Pintoresca o no, esta ideología es lo que motorizó la victoria de Donald Trump en 2016. Y por entonces ya estaba claro que había algo más que “libertarianismo” en esta nueva derecha o derecha alternativa (alt-right) que había aparecido en escena. Porque en el desastre que fue la presidencia de Trump se volvieron comunes las marchas de nazis en las calles. Hablamos de nazis literales, con esvásticas y logos de las SS tatuados en el cuerpo.

Era la expresión de un odio que se creía olvidado, pero que nunca había desaparecido del todo, y que ahora había surgido como una enfermedad. Hacían erupción cosas que hasta entonces se habían mantenido más o menos ocultas: el racismo, el antisemitismo, el machismo. Los Estados Unidos estaban enfermos de odio.

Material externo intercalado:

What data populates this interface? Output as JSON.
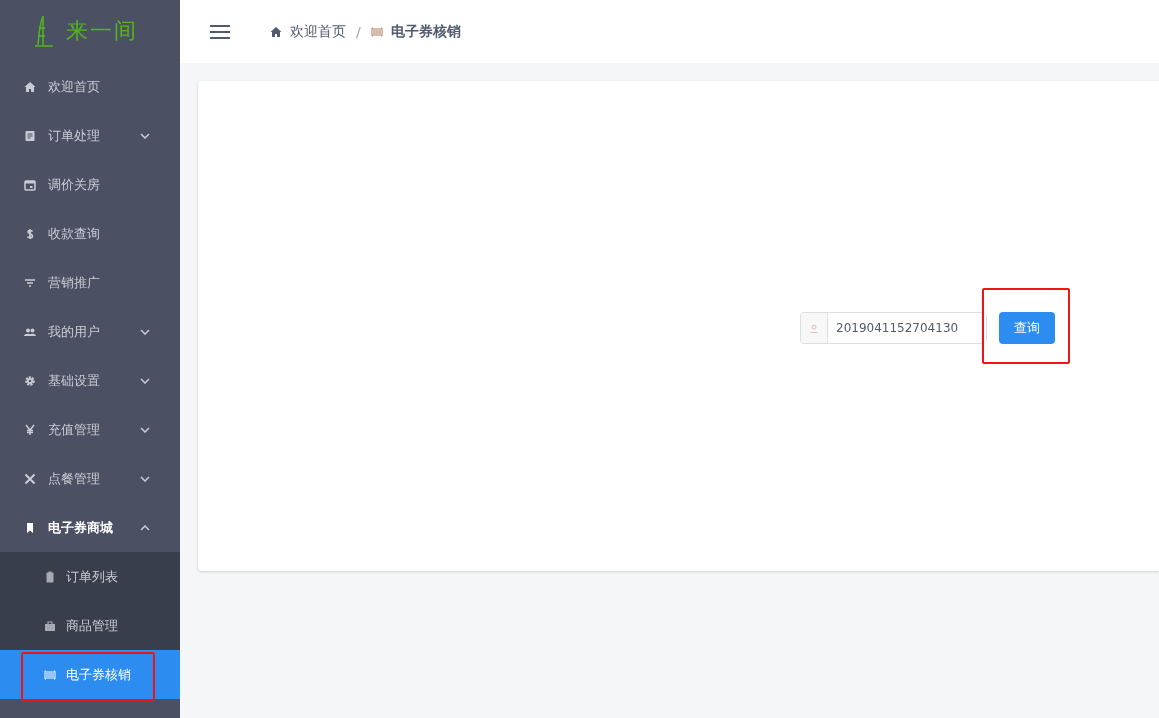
{
  "logo": {
    "text": "来一间"
  },
  "sidebar": {
    "items": [
      {
        "label": "欢迎首页"
      },
      {
        "label": "订单处理",
        "expanded": false
      },
      {
        "label": "调价关房"
      },
      {
        "label": "收款查询"
      },
      {
        "label": "营销推广"
      },
      {
        "label": "我的用户",
        "expanded": false
      },
      {
        "label": "基础设置",
        "expanded": false
      },
      {
        "label": "充值管理",
        "expanded": false
      },
      {
        "label": "点餐管理",
        "expanded": false
      },
      {
        "label": "电子券商城",
        "expanded": true,
        "children": [
          {
            "label": "订单列表",
            "selected": false
          },
          {
            "label": "商品管理",
            "selected": false
          },
          {
            "label": "电子券核销",
            "selected": true
          }
        ]
      }
    ]
  },
  "breadcrumb": {
    "separator": "/",
    "items": [
      {
        "label": "欢迎首页"
      },
      {
        "label": "电子券核销"
      }
    ]
  },
  "search": {
    "value": "2019041152704130",
    "button": "查询"
  }
}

Todos estos fenómenos los fuimos importando en estricto orden. A la emancipación de las minorías, especialmente las mujeres y las disidencias, con el surgimiento del “lenguaje inclusivo”, que tradujo al castellano cuestiones que en el país del Norte se presentaban respecto de los pronombres, se le opuso una respuesta airada y virulenta de la “nueva derecha” que es calcada de aquella que surgió en “Yanquilandia”.

La traducción es transparente: Agustín Laje quiere ser Jordan Peterson, Eduardo Feinmann quiere ser Joe Rogan, Javier Milei quiere ser Trump. Y entre el grupo Revolución Federal, con sus guillotinas, sus antorchas y sus consignas de muerte, y los nazis que marchaban por las calles norteamericanas no parece haber mucha diferencia.

Es así como llegamos a una Argentina en la que hay gente que realmente piensa que en un país en serio, cuando no se está de acuerdo con un presidente, se lo asesina. O, en este caso, a una vicepresidenta, percibida por muchos como la máxima líder de un movimiento político.

El mal del odio, que campeaba a sus anchas por las tierras norteñas, ha enfermado a la Argentina. Fernando Sabag Montiel, el hombre que llevó el arma y quiso matarla, no es más que un síntoma de esa afección cuya cura es incierta y complicada. Ojalá el diálogo sea la herramienta que nos permita superar este desafío.